Il cronografo

Un secolo “lunghissimo”, il diciannovesimo, che dall’ascesa di Napoleone – sarebbe meglio dire dalla Rivoluzione francese – arriva a ridosso della Prima guerra mondiale, lasciando finalmente il passo al secolo “breve”, secondo la celebre definizione dello storico Hobsbawm.

 

Nel campo della gioielleria, tutto l’Ottocento è caratterizzato, più che da vere e proprie novità, dal continuo riproporsi e sovrapporsi di stili e tecniche del passato, seppure interpretati alla luce degli avvenimenti contemporanei.
I gioielli praticamente scompaiono negli anni della Rivoluzione francese – anni in cui la prudenza suggerisce di occultare qualsiasi lusso e in cui si arriva a fabbricare piccole ghigliottine in argento o a cingersi il collo di nastrini rossi, nell’esaltazione delle teste mozzate – per ricomparire in tutto il loro splendore con l’avvento di Napoleone.
Il futuro imperatore di Francia ama il lusso e i gioielli, e non è certo da meno la moglie, Giuseppina Beauharnais, che detterà le leggi di una nuova, sfarzosa moda di corte. Napoleone si affretta a recuperare quanto resta dei gioielli della Corona, andati in parte distrutti e in parte trafugati durante la Rivoluzione, e li fa riadattare per la moglie da grandi gioiellieri come Nitot.
Nel ricordo e nell’emulazione della Roma imperiale, torna, rivisitata, la gioielleria romana, con splendide tiare di diamanti e pietre preziose, corone di alloro realizzate con foglie d’oro e diamanti, anelli e bracciali, questi ultimi spesso portati in coppia, uno per braccio.
Alla cerimonia dell’incoronazione – immortalata nel celebre dipinto di Jacques-Louis David, oggi conservato al Louvre – si manifesta il nuovo stile imposto dai sovrani.
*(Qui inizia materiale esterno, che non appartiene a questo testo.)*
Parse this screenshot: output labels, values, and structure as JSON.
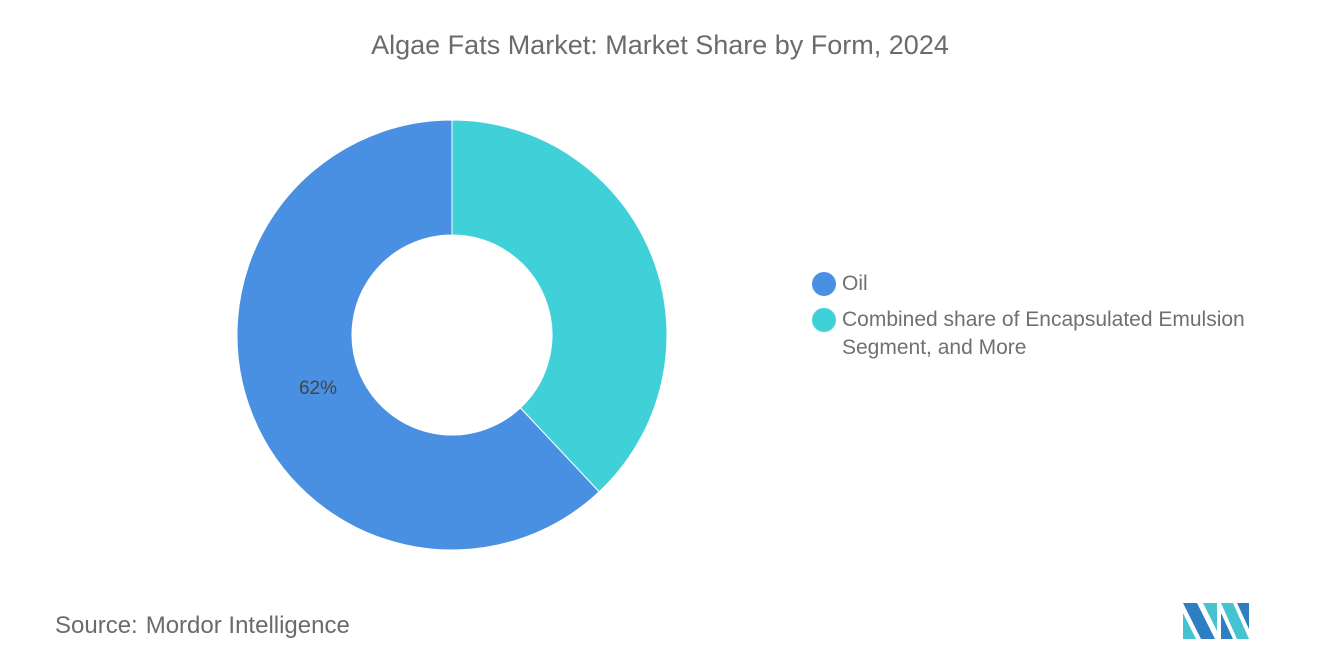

Le tiare, tra i gioielli più in voga, si accompagnano spesso a parure, in uno splendore consono alla grandezza della corte francese.
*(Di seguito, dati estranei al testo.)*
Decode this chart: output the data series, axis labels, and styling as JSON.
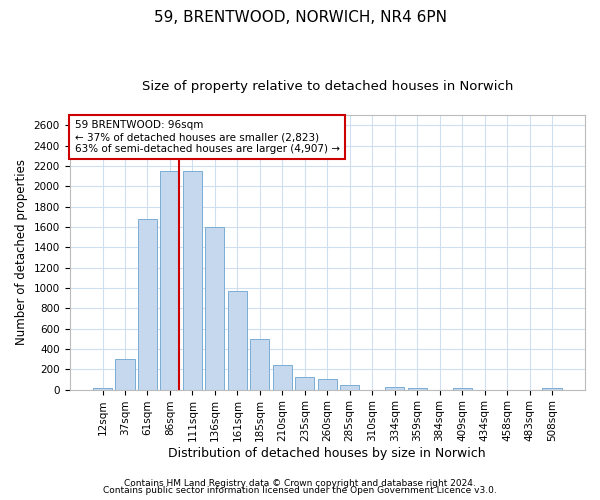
{
  "title1": "59, BRENTWOOD, NORWICH, NR4 6PN",
  "title2": "Size of property relative to detached houses in Norwich",
  "xlabel": "Distribution of detached houses by size in Norwich",
  "ylabel": "Number of detached properties",
  "categories": [
    "12sqm",
    "37sqm",
    "61sqm",
    "86sqm",
    "111sqm",
    "136sqm",
    "161sqm",
    "185sqm",
    "210sqm",
    "235sqm",
    "260sqm",
    "285sqm",
    "310sqm",
    "334sqm",
    "359sqm",
    "384sqm",
    "409sqm",
    "434sqm",
    "458sqm",
    "483sqm",
    "508sqm"
  ],
  "values": [
    20,
    300,
    1680,
    2150,
    2150,
    1600,
    970,
    500,
    245,
    120,
    100,
    45,
    0,
    30,
    20,
    0,
    20,
    0,
    0,
    0,
    20
  ],
  "bar_color": "#c5d8ee",
  "bar_edge_color": "#7aadd4",
  "vline_color": "#cc0000",
  "annotation_text": "59 BRENTWOOD: 96sqm\n← 37% of detached houses are smaller (2,823)\n63% of semi-detached houses are larger (4,907) →",
  "annotation_box_color": "#ffffff",
  "annotation_box_edge": "#cc0000",
  "ylim": [
    0,
    2700
  ],
  "yticks": [
    0,
    200,
    400,
    600,
    800,
    1000,
    1200,
    1400,
    1600,
    1800,
    2000,
    2200,
    2400,
    2600
  ],
  "footer1": "Contains HM Land Registry data © Crown copyright and database right 2024.",
  "footer2": "Contains public sector information licensed under the Open Government Licence v3.0.",
  "bg_color": "#ffffff",
  "plot_bg_color": "#ffffff",
  "title1_fontsize": 11,
  "title2_fontsize": 9.5,
  "xlabel_fontsize": 9,
  "ylabel_fontsize": 8.5,
  "tick_fontsize": 7.5,
  "footer_fontsize": 6.5,
  "grid_color": "#d0dff0"
}
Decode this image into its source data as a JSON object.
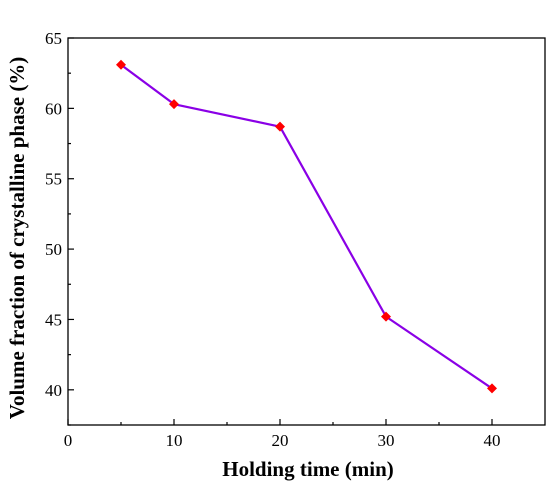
{
  "chart_data": {
    "type": "line",
    "title": "",
    "xlabel": "Holding time (min)",
    "ylabel": "Volume fraction of crystalline phase (%)",
    "xlim": [
      0,
      45
    ],
    "ylim": [
      37.5,
      65
    ],
    "xticks": [
      0,
      10,
      20,
      30,
      40
    ],
    "yticks": [
      40,
      45,
      50,
      55,
      60,
      65
    ],
    "grid": false,
    "legend": "none",
    "series": [
      {
        "x": [
          5,
          10,
          20,
          30,
          40
        ],
        "y": [
          63.1,
          60.3,
          58.7,
          45.2,
          40.1
        ],
        "line_color": "#8a00e6",
        "marker_color": "#ff0000",
        "marker": "diamond"
      }
    ]
  }
}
Le campagne napoleoniche d’Italia e d’Egitto contribuiscono grandemente a riportare in auge gli echi della gioielleria romana, greca ed egizia, nell’ambito di quel generale ritorno alle epoche passate tipico di quel periodo. Ritroviamo questi echi nelle decorazioni a mosaico realizzate con piccole tessere in vetro colorato, perfette per comporre collane e bracciali, nelle gemme intagliate e nei cammei, molto amati da Napoleone, e nella gran quantità di gioielli in stile egizio che “invade” la corte.
A partire dal 1814, con la Restaurazione, la nobiltà torna al potere, ma impoverita. Per qualche anno, i diamanti e le gemme preziose saranno sostituiti da pietre di colore più economiche, come i topazi o le turchesi, e per identiche motivazioni tornerà di moda la filigrana, che permette di realizzare un certo numero di gioielli con una quantità di oro limitata. Del resto la filigrana, anche questa una ripresa dal passato, si inserisce perfettamente nel filone della gioielleria “archeologica”, che diventa di moda in seguito alle grandi scoperte avvenute in quel periodo – in primis Ercolano, Pompei e le tombe etrusche nel Lazio – e fa scoppiare una vera e propria mania per i gioielli realizzati secondo le tecniche e i motivi delle antiche civiltà.
In Italia, il gioielliere romano Fortunato Pio Castellani riesce a produrre gioielli praticamente identici agli originali romani, greci ed etruschi, utilizzando le medesime antiche tecniche della filigrana, della granulazione, del micromosaico, della glittica: una produzione che sarà portata avanti dai figli ed “esportata” anche a Parigi, dove Alessandro Castellani aprirà con successo una bottega. Il gioiello di antica memoria gode di immensa fortuna anche a Londra, grazie alle splendide creazioni in stile neo-rinascimentale dell’orafo napoletano Carlo Giuliano.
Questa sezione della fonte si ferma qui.